AP Photo/Sebastian Scheiner

The Pew Research Center doesn’t really do “shock polls,” but it released a doozy earlier this year. Reflecting on its telephone survey of American attitudes on Israel, Pew concluded that the “partisan divide in Middle East sympathies, for Israel, or the Palestinians, is now wider than at any point since 1978.”
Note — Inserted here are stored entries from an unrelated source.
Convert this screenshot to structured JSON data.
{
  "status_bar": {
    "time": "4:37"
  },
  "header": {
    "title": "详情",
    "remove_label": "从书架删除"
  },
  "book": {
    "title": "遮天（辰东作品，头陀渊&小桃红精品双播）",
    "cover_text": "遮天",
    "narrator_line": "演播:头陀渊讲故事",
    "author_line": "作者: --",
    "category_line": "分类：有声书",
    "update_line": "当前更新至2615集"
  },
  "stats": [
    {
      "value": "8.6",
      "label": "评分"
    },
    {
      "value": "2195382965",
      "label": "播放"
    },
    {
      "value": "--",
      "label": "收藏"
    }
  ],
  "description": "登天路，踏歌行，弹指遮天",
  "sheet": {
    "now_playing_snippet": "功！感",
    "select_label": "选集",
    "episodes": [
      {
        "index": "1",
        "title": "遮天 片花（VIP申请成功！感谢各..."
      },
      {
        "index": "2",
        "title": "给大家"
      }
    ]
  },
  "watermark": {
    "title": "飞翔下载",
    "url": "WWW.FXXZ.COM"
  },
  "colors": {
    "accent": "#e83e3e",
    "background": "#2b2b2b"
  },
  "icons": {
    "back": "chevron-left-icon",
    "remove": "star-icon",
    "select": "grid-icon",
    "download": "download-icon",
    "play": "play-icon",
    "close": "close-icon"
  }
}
Pew asked, “in the dispute between Israel and the Palestinians, who do you sympathize with more?” And although respondents chose Israel over the Palestinians by 46 percent to 16 percent, and Republican sympathy with Israel was sky high at 79 percent, just 27 percent of Democrats said they sympathized more with Israel compared with 25 percent who did not. The remaining Democrats volunteered either “both,” “neither,” or “don’t know.” This finding seemed to confirm a trend—a dramatic drop in sympathy for Israel among Democrats from what had previously been solid numbers. 27 percent is the lowest level of Democratic sympathy for Israel recorded in the 40 years Pew’s report considers. Along with many others, I wrote nervously that lovers of Israel should be “wary of hugging” Donald Trump “or the present incarnation of the Republican Party too hard.”
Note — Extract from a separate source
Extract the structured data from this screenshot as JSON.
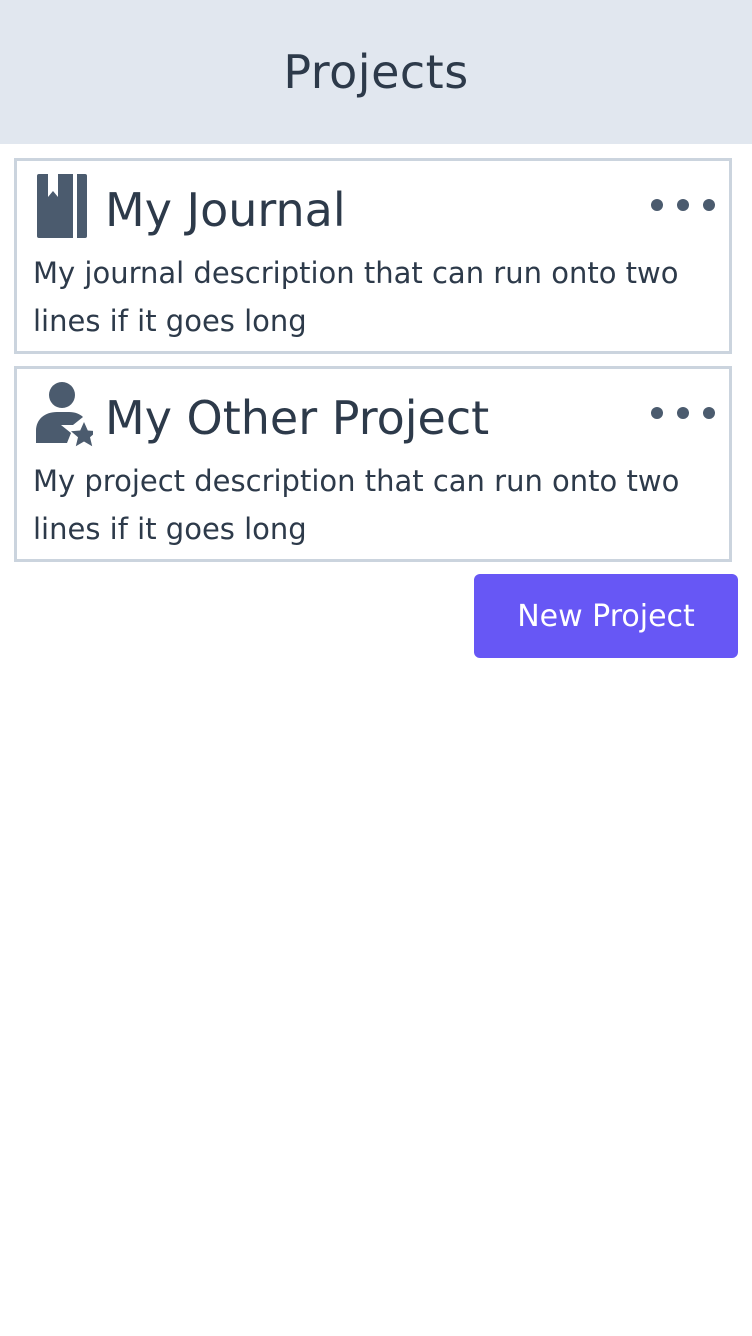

But, as was true last year, Gallup has come out with different results, even though it asks a similar question in its own telephone survey, “In the Middle East situation, are your sympathies more with the Israelis or the Palestinians?” Support for Israel was at 64 percent; a level reached just twice in the past three decades. But more interesting, since Pew’s findings don’t dispute that American opinion toward Israel is very favorable, is Gallup’s account of Democratic support. Although Gallup found Democratic support for Israel declining from 53 percent in 2016 to 47 percent in 2017, the 2018 survey shows support rising slightly to 49 percent. No implosion here. Gallup also showed that Israel’s favorability rating has surged to 74 percent, a 17-year high.

Though there is a considerable gap between Democrats (64 percent) and Republicans (83 percent) on this question, those numbers do not suggest the beginning of the end of bipartisan support for Israel.

Gallup’s survey, taken after President Trump’s Jerusalem decision had been made, casts some doubt on the thesis that the embrace of Israel by an unpopular president will harm Israel’s standing in American public opinion. For the time being, if Gallup is right, it has had no effect at all; not even on Democrats.